I was in the business world for 43 years before I retired. I saw trends change, required skills advance and job duties shift. One employee requirement remained the same – character.
I’m not the only one who sees it that way. Think about the skills that mattered in the past year – discipline while working from home, problem solving when events had to be quickly reinvented, and the ability to adapt to new technologies and safety protocols. Employees needed to be resilient, adaptable and creative.
So it’s no surprise that executives at top companies are looking for those kind of traits – strong character and strategic thinking. That was the finding of a recent survey by Education Week, a national publication covering K-12 education news and information.
How do you get those skills?
While families, faith communities and schools all play a vital role in character development, I found through my son that youth sports are an important asset in nurturing and growing interpersonal skills.
My son, Danny, got involved at F.O.C.U.S Training Academy and the Jesse E. Barnett Jr. Enrichment Center, located on River Road, in eighth grade. The head coach approached him after a game and told him he could help him with his basketball skills.
Without pay, the coach met Danny at the gym three times a week to work on his shot – or so he thought. What he was really working on was Danny’s confidence and discipline.

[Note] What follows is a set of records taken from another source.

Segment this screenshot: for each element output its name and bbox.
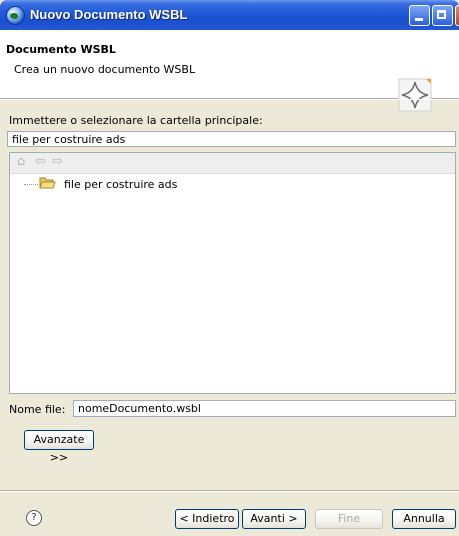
wizard-window: Nuovo Documento WSBL ✕ Documento WSBL Cr… (0, 0, 459, 536)
arrow-right-icon[interactable]: ⇨ (52, 155, 63, 169)
close-button[interactable]: ✕ (455, 5, 459, 26)
wizard-header: Documento WSBL Crea un nuovo documento W… (0, 30, 459, 112)
diamond-star-icon (398, 78, 432, 112)
minimize-icon (415, 18, 423, 21)
filename-input[interactable] (73, 400, 456, 417)
tree-item[interactable]: file per costruire ads (64, 178, 177, 191)
advanced-button[interactable]: Avanzate >> (24, 430, 94, 464)
minimize-button[interactable] (409, 5, 430, 26)
parent-folder-input[interactable] (7, 131, 456, 147)
next-button[interactable]: Avanti > (242, 509, 306, 529)
arrow-left-icon[interactable]: ⇦ (35, 155, 46, 169)
window-title: Nuovo Documento WSBL (30, 7, 188, 22)
finish-button[interactable]: Fine (315, 509, 383, 529)
open-folder-icon (39, 177, 56, 189)
globe-icon (6, 6, 25, 25)
home-icon[interactable]: ⌂ (17, 155, 25, 169)
folder-tree[interactable]: ⌂ ⇦ ⇨ file per costruire ads (9, 152, 456, 394)
separator (0, 99, 459, 100)
separator (0, 490, 459, 492)
help-icon[interactable]: ? (26, 510, 42, 526)
maximize-icon (437, 10, 446, 19)
page-title: Documento WSBL (6, 43, 116, 56)
tree-toolbar: ⌂ ⇦ ⇨ (10, 153, 455, 174)
back-button[interactable]: < Indietro (175, 509, 239, 529)
folder-prompt-label: Immettere o selezionare la cartella prin… (9, 114, 263, 127)
filename-label: Nome file: (9, 403, 66, 416)
cancel-button[interactable]: Annulla (392, 509, 456, 529)
page-description: Crea un nuovo documento WSBL (14, 63, 196, 76)
title-bar[interactable]: Nuovo Documento WSBL ✕ (0, 0, 459, 30)
maximize-button[interactable] (432, 5, 453, 26)
tree-connector (24, 184, 38, 185)
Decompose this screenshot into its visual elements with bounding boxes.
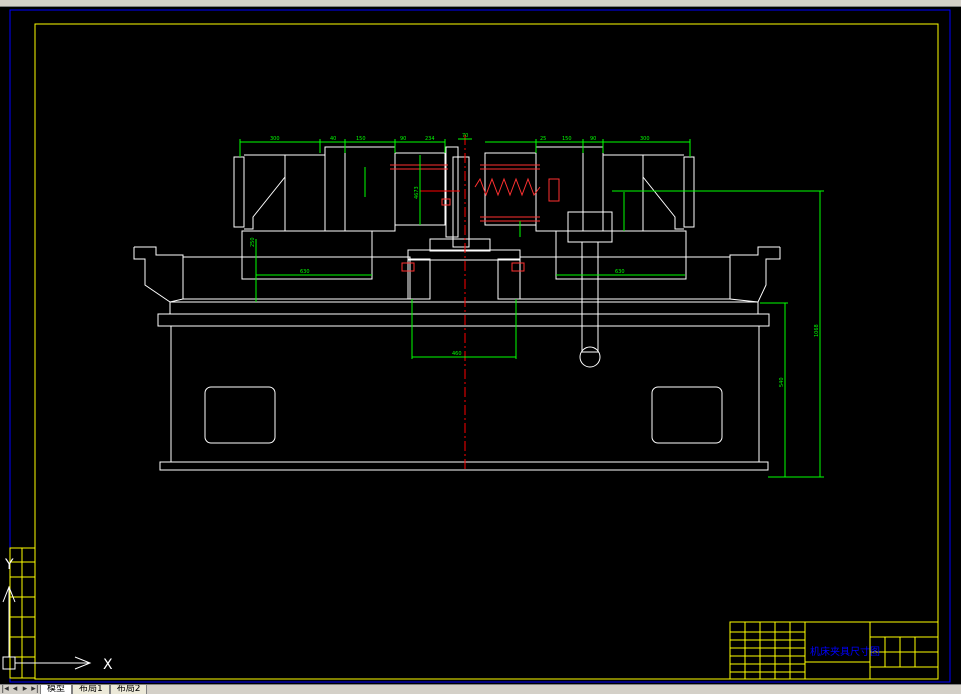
dim-text: 300 — [270, 136, 280, 142]
dim-text: 250 — [250, 237, 256, 247]
fixture-outline — [133, 146, 781, 471]
dim-text: 90 — [590, 136, 596, 142]
paper-border — [9, 9, 951, 683]
dim-text: 1068 — [814, 324, 820, 337]
revision-table — [9, 547, 36, 679]
dim-text: 630 — [615, 269, 625, 275]
dim-text: 40 — [330, 136, 336, 142]
dim-text: 90 — [400, 136, 406, 142]
dim-text: 150 — [562, 136, 572, 142]
title-block-name: 机床夹具尺寸图 — [810, 645, 880, 658]
dim-text: 25 — [540, 136, 546, 142]
cad-drawing: 300 40 150 90 234 70 25 150 90 300 630 6… — [2, 9, 951, 683]
dim-text: 70 — [462, 133, 468, 139]
dim-text: 4673 — [414, 186, 420, 199]
drawing-canvas[interactable]: 300 40 150 90 234 70 25 150 90 300 630 6… — [0, 7, 961, 684]
spring-and-rods — [390, 164, 560, 272]
dimension-texts: 300 40 150 90 234 70 25 150 90 300 630 6… — [250, 133, 820, 387]
dim-text: 150 — [356, 136, 366, 142]
ucs-x-label: X — [103, 657, 113, 673]
dim-text: 300 — [640, 136, 650, 142]
dim-text: 234 — [425, 136, 435, 142]
window-top-edge — [0, 0, 961, 7]
drawing-frame — [34, 23, 939, 680]
dim-text: 460 — [452, 351, 462, 357]
dim-text: 540 — [779, 377, 785, 387]
dim-text: 630 — [300, 269, 310, 275]
ucs-y-label: Y — [4, 557, 14, 573]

Sports are achievement-driven, meaning athletes experience failure and success often and must learn to respond to situations appropriately, win or lose. Sports demand strong communication and collaboration with other teammates, officials and coaches. Youth athletes learn how to receive and respond to positive and critical feedback daily, a skill that is particularly important in the workplace.
Through basketball practices, games and traveling with the team Danny learned what it meant to be a person of character, a teammate, a friend and role model for others in the classroom. He gained confidence on and off the court through game time situations and was exposed to teammates of all different backgrounds.
The community at F.O.C.U.S is diversity at work. Players come from every neighborhood of Louisville, every socioeconomic background and very different homes. When students experience that at a young age, it allows them to enter the workplace with new ideas and experiences. Kids become much more suited for the outside world both personally and professionally. I give Tim Barnett, the CEO and president, a lot of credit for the type of community he has built there.
“I had a successful basketball career because of Tim, but what he taught me outside of basketball is what continues to help me be successful in my profession and life today,” Danny said. “He has a special gift of connecting with kids of all ages and teaching them responsibility, accountability and integrity through the game of basketball.”
COVID-19 has forced schools, colleges and companies to reimagine what learning and professional development looks like. One place they fail to look is the basketball court and that’s where some of the best employees are made.